By 500 A.D. the Bible had been translated into over 500 languages. Just one century later, by 600 A.D., it has been restricted to only one language: the Latin Vulgate! The only organized and recognized church at that time in history was the Catholic Church of Rome, and they refused to allow the scripture to be available in any language other than Latin. Those in possession of non-Latin scriptures would be executed! This was because only the priests were educated to understand Latin, and this gave the church ultimate power … a power to rule without question n… a power to deceive … a power to extort money from the masses. Nobody could question their “Biblical” teachings because few people other than priests could read Latin. The church capitalized on this forced-ignorance through the 1,000-year period from 400 AD to 1,400 AD knows as the “Dark and Middle Ages”.
Pope Leo the Tenth established a practice called the “selling of indulgences” as a way to extort money from the people. He offered forgiveness of sins for a fairly small amount of money. For a little bit more money, you would be allowed to indulge in a continuous lifestyle of sin, such as keeping a mistress. Also, through the invention of “Purgatory”, you could purchase the salvation of your loved-one’s souls. The church taught the ignorant masses . . . Pope Leo the Tenth showed his true feelings when he said, “The fable of Christ has been quite profitable to us!”
Editorial Note: Let us state at this point, that it is not our intent to offend or “bash” Roman Catholics. It is unavoidable that every historical account has its “good guys” and its “bad guys”. Just as it is impossible to accurately tell the story of World War Two without offending the Germans and the Italians who were undeniably the enemies of world peace at that time … it is equally impossible to accurately tell the story of the English Bible without unintentionally offending those who continue to revere the Roman Catholic and Anglican Churches.
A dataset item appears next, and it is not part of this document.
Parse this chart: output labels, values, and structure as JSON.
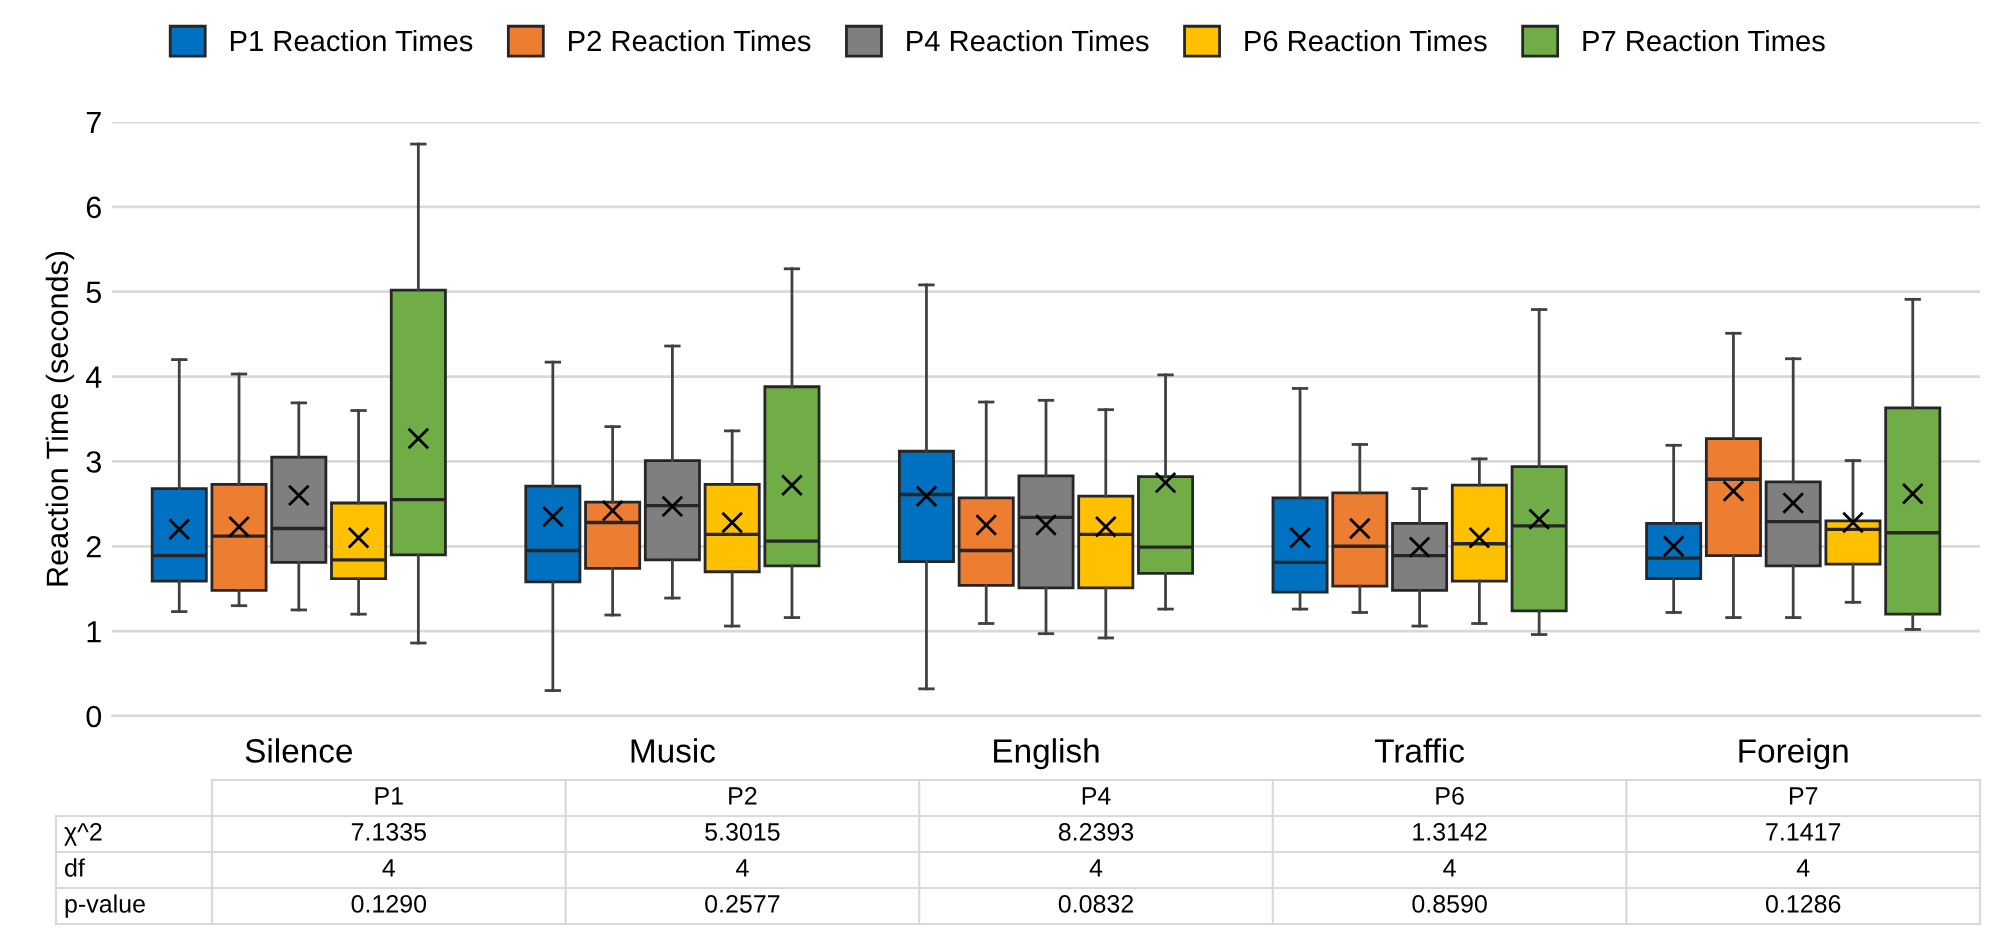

The Beguines thrived during the dark and middle ages. They were focused on helping the women. Their methods and order and spirituality drew women of all classes. They built housing and many devoted their lives to the enclaves and when they died, left their wealth to the enclave so more unfortunates could be brought in, taught a trade, put to work, given honorable lives. They didn’t live in the same house but clustered their homes. They owned businesses and houses, grew their own food and hemp and made clothing for themselves and to sell. They made medicines for themselves and to sell. They made jobs. That was their mission. That is ours.
Right now, this planet has a lot in common with the dark and middle ages. Just like back then, women and children suffer the brunt of the poverty stick. Just like back then, there is a certain hopelessness that sickens the spirit when people cannot have gainful employment. There is a malaise that happens when the deck is stacked against you – born poor, die poor. We are re-living that again. I call it the castle syndrome. But we, the descendants of the Beguines, intend to re-occupy the castles.